- 2 tablespoons unsalted butter
- 1 large shallot, thinly sliced
- 1/2 pound mixed wild mushrooms
- 1 tablespoon balsamic vinegar
- 1/4 cup white wine
- 1 tsp fresh thyme leaves, plus 3 additional sprigs
- 1/2 tablespoon chopped parsley leaves (optional)
- 1 large garlic clove, coarsely chopped
- 4 slices country or sourdough bread (white or whole wheat)
- 1/3 pound sharp white cheddar cheese, thinly sliced
- In a large skillet, melt 1 tablespoon of butter and 1 tablespoon of olive oil over medium-high heat. Add the shallot and the mushrooms, and saute, stirring every few minutes, until the mushrooms have begun to release their liquids, about 5 minutes. Season the mushrooms with a sprinkle of salt, and add the vinegar. Cook for another 2 minutes, then add the white wine and the thyme, making sure to scrape up any of the mushroom drippings from the pan. Saute until the mushrooms are dark and caramelized, and the liquids have been fully absorbed, about 5 more minutes. Sprinkle with parsley (if using) and set aside. (The mushrooms can be made up to 2 days in advance).
- In a small bowl, melt the remaining tablespoon of butter, garlic, and additional thyme sprigs in the microwave.
- Arrange the bread on a work surface and brush on both sides with the garlic butter. Divide the cheese slices among the 4 slices of bread. Top two of the slices with the mushrooms, and sandwich them together with the remaining bread.

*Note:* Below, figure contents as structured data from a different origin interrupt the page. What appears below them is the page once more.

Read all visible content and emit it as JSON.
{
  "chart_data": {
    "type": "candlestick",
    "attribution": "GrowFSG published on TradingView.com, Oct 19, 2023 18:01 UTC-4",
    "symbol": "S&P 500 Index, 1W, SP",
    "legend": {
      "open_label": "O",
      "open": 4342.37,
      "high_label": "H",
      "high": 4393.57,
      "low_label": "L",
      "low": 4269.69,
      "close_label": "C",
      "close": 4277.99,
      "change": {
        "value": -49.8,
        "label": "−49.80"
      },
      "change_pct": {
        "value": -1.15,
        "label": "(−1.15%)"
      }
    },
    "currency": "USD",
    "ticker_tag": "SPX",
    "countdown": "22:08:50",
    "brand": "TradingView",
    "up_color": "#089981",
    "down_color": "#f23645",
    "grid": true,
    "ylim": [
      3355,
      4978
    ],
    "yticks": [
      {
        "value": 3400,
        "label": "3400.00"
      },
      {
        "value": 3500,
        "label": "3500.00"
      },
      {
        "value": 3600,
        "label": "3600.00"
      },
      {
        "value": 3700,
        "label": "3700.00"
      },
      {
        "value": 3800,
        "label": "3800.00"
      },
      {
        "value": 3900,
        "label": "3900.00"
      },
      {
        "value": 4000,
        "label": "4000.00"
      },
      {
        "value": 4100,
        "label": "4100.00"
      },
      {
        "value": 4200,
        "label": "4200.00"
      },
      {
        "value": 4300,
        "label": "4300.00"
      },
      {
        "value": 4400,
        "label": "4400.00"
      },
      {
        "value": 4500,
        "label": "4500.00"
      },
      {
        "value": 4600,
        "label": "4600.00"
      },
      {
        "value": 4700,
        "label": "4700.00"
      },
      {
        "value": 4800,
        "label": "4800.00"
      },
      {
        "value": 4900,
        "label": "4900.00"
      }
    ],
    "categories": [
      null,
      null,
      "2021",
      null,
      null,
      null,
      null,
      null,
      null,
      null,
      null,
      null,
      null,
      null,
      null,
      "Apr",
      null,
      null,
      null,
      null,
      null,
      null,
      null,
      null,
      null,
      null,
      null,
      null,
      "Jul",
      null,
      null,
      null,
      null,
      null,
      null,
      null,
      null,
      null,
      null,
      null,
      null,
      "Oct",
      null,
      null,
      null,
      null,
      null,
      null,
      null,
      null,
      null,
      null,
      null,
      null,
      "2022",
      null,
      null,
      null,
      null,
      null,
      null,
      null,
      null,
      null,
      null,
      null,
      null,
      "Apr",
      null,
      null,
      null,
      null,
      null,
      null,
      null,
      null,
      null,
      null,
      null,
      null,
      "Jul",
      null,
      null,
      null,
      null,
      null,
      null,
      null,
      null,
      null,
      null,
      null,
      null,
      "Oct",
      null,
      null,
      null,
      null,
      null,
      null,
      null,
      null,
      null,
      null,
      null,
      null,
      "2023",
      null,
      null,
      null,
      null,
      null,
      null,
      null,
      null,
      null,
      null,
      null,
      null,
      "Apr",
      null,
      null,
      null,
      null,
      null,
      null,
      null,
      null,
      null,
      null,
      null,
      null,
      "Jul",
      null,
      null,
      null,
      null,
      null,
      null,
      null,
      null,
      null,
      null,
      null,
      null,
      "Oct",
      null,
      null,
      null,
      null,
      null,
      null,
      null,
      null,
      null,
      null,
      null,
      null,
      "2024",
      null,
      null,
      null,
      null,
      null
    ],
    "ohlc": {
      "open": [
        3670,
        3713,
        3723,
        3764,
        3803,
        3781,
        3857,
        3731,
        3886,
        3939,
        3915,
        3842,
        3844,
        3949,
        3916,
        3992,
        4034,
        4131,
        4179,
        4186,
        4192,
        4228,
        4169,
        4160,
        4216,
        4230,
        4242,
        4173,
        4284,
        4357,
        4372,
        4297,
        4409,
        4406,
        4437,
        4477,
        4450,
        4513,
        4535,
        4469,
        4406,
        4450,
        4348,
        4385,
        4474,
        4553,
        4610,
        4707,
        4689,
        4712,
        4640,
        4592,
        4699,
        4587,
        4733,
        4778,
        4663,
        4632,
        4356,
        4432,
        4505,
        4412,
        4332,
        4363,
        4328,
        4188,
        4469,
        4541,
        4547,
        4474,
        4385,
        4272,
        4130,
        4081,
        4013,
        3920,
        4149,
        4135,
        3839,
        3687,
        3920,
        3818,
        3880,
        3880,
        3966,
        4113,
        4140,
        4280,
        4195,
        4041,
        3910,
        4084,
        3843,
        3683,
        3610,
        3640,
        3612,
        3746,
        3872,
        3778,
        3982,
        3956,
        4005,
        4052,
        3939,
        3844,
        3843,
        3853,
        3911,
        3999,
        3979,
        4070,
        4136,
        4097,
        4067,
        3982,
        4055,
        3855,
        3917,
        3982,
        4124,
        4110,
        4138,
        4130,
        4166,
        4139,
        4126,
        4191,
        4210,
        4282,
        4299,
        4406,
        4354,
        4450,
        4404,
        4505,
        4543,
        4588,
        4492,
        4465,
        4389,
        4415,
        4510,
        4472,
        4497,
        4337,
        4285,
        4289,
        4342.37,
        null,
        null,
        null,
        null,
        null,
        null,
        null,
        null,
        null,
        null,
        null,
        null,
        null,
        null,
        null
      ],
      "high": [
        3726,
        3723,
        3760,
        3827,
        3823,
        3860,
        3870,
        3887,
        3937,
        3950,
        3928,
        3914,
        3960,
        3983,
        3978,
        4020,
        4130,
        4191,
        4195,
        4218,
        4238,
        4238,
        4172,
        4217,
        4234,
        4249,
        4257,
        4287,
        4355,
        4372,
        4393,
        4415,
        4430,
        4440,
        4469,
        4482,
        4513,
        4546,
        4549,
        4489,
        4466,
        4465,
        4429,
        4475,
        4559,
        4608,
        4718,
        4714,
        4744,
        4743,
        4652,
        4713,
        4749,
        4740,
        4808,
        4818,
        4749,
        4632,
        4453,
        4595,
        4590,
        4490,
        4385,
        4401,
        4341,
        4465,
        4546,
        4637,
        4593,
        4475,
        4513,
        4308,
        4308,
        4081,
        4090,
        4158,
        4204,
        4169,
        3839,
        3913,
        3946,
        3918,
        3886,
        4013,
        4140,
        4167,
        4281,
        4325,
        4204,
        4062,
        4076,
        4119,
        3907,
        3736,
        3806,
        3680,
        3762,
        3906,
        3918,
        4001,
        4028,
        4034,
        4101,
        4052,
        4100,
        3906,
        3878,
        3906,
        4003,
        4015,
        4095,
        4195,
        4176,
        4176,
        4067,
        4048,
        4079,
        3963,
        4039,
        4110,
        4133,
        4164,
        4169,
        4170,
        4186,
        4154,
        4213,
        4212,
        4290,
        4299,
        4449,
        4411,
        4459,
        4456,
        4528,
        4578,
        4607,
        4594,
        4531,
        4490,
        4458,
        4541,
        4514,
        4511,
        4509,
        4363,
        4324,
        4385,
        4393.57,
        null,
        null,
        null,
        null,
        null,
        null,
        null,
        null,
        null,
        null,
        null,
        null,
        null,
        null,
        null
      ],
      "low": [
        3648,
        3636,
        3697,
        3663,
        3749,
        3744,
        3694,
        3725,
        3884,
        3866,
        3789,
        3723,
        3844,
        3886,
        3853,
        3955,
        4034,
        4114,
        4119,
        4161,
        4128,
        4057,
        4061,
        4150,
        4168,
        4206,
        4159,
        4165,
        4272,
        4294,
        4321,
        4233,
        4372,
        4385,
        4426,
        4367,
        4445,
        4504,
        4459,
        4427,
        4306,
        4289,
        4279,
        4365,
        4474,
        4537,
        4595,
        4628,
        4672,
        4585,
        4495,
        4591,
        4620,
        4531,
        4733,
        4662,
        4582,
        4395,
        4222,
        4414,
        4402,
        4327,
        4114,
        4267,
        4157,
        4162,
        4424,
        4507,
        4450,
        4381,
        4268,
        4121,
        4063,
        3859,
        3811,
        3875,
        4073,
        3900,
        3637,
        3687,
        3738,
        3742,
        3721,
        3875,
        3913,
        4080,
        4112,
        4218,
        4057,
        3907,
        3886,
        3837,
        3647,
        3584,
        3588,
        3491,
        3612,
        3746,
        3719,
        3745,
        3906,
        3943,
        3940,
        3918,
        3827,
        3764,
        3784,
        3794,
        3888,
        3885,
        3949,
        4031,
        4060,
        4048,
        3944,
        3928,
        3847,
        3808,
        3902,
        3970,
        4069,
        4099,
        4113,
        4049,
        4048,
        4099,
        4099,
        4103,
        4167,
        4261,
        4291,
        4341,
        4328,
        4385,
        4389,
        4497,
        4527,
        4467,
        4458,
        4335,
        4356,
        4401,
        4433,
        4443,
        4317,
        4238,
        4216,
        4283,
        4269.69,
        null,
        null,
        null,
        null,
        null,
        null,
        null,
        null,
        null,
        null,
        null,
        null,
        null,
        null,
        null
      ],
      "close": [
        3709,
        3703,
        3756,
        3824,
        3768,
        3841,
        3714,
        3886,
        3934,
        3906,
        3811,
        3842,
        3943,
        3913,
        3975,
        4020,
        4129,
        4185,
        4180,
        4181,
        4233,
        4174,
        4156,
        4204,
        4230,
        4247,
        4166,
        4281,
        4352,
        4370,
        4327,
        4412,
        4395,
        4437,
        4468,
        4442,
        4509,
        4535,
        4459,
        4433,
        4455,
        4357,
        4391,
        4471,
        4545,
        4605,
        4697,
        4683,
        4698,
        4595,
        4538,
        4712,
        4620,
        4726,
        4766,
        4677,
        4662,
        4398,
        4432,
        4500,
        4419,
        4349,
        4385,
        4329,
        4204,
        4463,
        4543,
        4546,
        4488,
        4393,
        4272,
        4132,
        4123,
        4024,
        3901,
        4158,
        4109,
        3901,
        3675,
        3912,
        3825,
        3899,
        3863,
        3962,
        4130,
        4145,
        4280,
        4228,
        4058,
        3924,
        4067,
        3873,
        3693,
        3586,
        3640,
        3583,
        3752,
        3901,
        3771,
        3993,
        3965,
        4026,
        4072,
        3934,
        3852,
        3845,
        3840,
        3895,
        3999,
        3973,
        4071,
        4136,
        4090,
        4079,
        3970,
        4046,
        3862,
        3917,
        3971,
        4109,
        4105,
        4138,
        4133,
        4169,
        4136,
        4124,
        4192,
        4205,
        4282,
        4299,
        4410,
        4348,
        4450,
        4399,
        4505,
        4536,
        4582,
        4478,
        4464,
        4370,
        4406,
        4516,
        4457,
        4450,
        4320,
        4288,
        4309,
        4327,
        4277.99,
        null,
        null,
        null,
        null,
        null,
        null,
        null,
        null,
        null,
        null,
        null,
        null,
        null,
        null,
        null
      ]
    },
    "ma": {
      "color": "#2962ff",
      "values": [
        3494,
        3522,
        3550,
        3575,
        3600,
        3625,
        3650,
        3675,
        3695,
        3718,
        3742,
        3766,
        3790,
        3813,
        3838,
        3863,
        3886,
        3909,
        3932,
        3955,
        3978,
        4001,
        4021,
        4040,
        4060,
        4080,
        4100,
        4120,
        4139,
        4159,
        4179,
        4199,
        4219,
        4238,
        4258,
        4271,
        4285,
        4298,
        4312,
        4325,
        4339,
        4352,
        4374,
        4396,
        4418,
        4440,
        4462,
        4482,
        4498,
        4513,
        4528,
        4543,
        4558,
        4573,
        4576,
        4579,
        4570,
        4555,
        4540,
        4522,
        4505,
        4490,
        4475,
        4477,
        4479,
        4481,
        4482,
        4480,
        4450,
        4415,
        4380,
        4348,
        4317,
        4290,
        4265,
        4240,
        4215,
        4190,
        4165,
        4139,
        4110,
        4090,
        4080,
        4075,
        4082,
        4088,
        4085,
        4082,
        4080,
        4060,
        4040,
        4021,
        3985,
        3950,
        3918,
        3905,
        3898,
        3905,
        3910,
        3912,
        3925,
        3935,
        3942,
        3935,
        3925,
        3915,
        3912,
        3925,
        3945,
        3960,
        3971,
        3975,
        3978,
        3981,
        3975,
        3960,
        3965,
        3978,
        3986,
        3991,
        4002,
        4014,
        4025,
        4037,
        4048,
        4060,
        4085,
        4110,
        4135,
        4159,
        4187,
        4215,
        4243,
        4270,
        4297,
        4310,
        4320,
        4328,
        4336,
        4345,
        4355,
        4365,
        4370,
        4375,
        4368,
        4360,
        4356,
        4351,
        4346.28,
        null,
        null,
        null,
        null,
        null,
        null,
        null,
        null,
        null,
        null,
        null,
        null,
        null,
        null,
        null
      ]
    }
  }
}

- Heat a grill pan over a medium-high flame and brush it with olive oil. Grill each sandwich one at a time: cook the sandwich on the first side for 2 minutes, pressing down with a spatula. Rotate the sandwich 90 degrees and cook for an additional minute. Flip the sandwich, and repeat on this side. Remove the sandwich when the cheese is properly melted, and you have nice cross-hatch grill marks on the bread.